Earlier this year, the pageant backed out of the last two years of its contract at Boardwalk Hall, citing the organization's financial straits. The pageant lost $1.7 million in 2004. ABC dropped the pageant after its ratings tanked last year. The Miss America Organization made a deal with Country Music Television for broadcast rights through 2007.

"It's certainly not the ideal situation for the Miss America program to be broadcast out of a casino," said Leonard Horn, CEO of the Miss America Organization from 1987 to 1999. He now lives in Tennessee.

Horn said Atlantic City was not snubbed by the move to the larger casino town. Atlantic City's casinos never embraced the pageant.

"I think Atlantic City did need the Miss America program, but I don't think they knew it," Horn said. "At best, the casinos tolerated the Miss America program and reluctantly provided room support."

Several casino executives asked him to stage the pageant during the week, when occupancy was low, instead of on a Saturday night when the rooms were filled with gamblers.
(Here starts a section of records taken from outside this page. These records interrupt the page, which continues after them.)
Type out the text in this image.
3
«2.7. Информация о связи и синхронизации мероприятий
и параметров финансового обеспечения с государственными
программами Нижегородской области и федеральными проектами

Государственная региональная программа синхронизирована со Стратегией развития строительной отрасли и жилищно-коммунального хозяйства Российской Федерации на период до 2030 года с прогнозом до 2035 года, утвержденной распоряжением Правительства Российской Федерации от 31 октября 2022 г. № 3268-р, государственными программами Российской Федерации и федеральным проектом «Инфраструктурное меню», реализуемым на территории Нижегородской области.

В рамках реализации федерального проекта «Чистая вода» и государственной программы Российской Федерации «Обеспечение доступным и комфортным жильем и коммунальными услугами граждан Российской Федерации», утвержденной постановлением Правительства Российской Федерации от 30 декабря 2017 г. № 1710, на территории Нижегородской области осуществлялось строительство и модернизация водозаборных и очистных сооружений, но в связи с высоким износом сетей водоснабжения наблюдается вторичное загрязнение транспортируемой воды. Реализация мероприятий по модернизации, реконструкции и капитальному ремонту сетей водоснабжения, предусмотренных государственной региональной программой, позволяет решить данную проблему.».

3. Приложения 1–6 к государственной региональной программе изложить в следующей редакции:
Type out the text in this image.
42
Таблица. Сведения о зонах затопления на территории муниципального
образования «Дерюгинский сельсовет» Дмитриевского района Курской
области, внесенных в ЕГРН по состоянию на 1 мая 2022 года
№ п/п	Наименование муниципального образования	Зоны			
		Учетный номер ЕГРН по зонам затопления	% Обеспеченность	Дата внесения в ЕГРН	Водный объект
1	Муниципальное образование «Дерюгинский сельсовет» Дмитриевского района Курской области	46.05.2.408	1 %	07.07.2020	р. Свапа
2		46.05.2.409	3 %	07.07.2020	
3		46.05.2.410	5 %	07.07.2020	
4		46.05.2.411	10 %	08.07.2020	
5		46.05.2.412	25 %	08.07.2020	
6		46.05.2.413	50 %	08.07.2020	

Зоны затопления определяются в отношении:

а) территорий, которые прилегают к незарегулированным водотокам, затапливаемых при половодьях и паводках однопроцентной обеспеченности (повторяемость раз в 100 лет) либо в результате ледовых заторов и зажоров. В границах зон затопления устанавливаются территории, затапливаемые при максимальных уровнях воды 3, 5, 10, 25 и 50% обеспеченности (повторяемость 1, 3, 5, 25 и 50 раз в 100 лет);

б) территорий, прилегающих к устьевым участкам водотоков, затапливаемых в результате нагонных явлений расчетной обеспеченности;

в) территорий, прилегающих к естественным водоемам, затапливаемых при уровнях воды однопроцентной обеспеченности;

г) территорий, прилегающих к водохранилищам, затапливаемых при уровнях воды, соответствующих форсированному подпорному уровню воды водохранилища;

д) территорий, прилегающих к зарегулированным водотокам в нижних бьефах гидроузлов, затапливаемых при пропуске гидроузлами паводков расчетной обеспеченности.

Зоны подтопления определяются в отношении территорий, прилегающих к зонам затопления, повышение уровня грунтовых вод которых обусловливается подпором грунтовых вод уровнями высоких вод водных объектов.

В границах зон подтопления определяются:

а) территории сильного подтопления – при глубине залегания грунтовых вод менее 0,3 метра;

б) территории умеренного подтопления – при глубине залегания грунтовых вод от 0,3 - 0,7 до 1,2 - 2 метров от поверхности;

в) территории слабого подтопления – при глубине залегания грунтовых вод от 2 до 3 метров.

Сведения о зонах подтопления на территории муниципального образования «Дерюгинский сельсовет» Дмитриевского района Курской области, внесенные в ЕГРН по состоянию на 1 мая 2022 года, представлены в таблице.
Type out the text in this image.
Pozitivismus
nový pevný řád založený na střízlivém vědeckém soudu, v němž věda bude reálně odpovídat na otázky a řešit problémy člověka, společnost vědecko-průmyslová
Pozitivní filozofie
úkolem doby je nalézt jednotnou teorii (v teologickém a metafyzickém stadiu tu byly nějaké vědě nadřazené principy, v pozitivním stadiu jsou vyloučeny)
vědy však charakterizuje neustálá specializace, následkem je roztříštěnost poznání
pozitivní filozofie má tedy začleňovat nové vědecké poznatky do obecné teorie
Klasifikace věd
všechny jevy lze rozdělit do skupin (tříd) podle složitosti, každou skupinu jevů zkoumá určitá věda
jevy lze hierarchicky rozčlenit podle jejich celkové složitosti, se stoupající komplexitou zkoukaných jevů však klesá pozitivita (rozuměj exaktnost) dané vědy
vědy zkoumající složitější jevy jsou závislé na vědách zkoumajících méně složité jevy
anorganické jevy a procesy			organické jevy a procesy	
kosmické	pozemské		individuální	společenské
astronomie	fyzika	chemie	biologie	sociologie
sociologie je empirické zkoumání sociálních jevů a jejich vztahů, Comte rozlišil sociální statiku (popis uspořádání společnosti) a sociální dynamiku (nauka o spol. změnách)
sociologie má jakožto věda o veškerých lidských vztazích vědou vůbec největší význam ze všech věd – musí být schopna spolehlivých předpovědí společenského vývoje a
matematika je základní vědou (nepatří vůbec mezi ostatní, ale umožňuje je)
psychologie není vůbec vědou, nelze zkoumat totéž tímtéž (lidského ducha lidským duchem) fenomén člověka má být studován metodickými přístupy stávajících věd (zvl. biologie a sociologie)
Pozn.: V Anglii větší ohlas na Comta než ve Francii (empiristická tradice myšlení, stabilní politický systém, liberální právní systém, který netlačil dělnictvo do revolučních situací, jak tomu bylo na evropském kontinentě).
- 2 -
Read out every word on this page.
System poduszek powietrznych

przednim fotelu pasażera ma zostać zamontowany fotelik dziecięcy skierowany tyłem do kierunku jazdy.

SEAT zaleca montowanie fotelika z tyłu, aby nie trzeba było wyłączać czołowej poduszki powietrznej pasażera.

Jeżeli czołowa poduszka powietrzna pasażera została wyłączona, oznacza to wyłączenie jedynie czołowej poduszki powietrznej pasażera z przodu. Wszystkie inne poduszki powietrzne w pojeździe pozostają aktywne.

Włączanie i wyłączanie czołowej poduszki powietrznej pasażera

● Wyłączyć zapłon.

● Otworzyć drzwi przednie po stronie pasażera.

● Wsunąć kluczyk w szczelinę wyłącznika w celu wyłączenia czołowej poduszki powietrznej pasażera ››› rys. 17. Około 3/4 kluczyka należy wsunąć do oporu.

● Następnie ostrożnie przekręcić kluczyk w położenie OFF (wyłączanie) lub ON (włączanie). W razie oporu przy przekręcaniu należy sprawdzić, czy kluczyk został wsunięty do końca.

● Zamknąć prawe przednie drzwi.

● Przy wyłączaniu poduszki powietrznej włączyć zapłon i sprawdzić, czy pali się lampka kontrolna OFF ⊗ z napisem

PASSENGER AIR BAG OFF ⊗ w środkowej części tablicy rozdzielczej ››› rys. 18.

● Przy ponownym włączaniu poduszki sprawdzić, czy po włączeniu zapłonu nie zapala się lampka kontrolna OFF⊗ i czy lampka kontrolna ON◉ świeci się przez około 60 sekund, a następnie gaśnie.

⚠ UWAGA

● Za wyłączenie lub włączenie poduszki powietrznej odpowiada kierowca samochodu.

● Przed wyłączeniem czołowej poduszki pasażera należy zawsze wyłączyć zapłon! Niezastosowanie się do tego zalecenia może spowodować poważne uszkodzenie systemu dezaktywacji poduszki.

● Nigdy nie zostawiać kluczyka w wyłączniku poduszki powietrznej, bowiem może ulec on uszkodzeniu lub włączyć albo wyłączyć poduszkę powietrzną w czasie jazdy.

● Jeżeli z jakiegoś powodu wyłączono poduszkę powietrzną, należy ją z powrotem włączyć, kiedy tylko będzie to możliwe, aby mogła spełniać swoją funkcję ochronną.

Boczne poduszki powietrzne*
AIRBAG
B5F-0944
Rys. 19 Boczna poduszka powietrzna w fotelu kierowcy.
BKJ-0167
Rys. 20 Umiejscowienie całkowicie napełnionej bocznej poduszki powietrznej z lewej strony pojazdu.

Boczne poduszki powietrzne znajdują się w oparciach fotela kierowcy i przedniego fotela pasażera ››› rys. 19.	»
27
But the TV network never went for a midweek production, he said.

"It's never been tied to a casino and has always been broadcast from a city," he said. "But given the circumstances, I think if it's the best they can do, I wish them success."

Kate Shindle, Miss America 1998, said the organization still has to grapple with its identity to survive.

"The pageant's problems are not about the venue or how many people will fit in the auditorium or even whether it's in another casino town," she said. "It's all about leadership. This doesn't solve that. The people running the show still don't know what they're selling."

This hotel opened in 1963 as the Tally Ho. Its Theatre for Performing Arts opened in 1976 when Neil Diamond was the headliner. The original hotel was razed in spring 1998, but the theater was spared.

The new Aladdin opened in 2000 but was soon beset by financial difficulties. Some said it was a place for Las Vegas visitors to sleep while they spent their money elsewhere on the Strip. The 2,567-room hotel-casino went bankrupt and was sold to Planet Hollywood last year. It will assume the Planet Hollywood name at the end of 2006, Sadowsky said.

2006?

With a single hotel serving as host, the pageant will need fewer volunteers than the cadre of several hundred who helped out during pageant week in Atlantic City, Horn said. The contestants likely will stay under one roof instead of being spread out at a dozen different hotels around Atlantic City. This could reduce the need for chaperones, too, he said.

The Miss America Organization kept the wraps on the location and refused to disclose even the short list of cities it was considering. As late as Tuesday night, Miss America 2005 Deidre Downs told an interviewer at the Country Music Awards that she did not know where the pageant would be held.

"It's still a surprise," she said.

The organization's electronic announcement included a photo of the crowned Downs posing beneath a sign reading, "Welcome to Fabulous Las Vegas, Nevada.

"The location might have been the worst-kept secret since nude photos of Vanessa Williams appeared in Penthouse in 1984. Supporters have been speculating about Las Vegas and the Aladdin for more than a month. But as the weeks passed, the anxiety grew for contestants and their supporters.

What?

Miss New Jersey Julie Robenhymer said she is happy that the suspense is over.

"Who cares? We're going to Las Vegas!" she said.She learned the news Wednesday afternoon when it was announced."

When they said it was moving out of Atlantic City, my one wish was that it would be in a state I've never been to before," she said. "

Nevada will be state No. 27 on my list. I am very excited."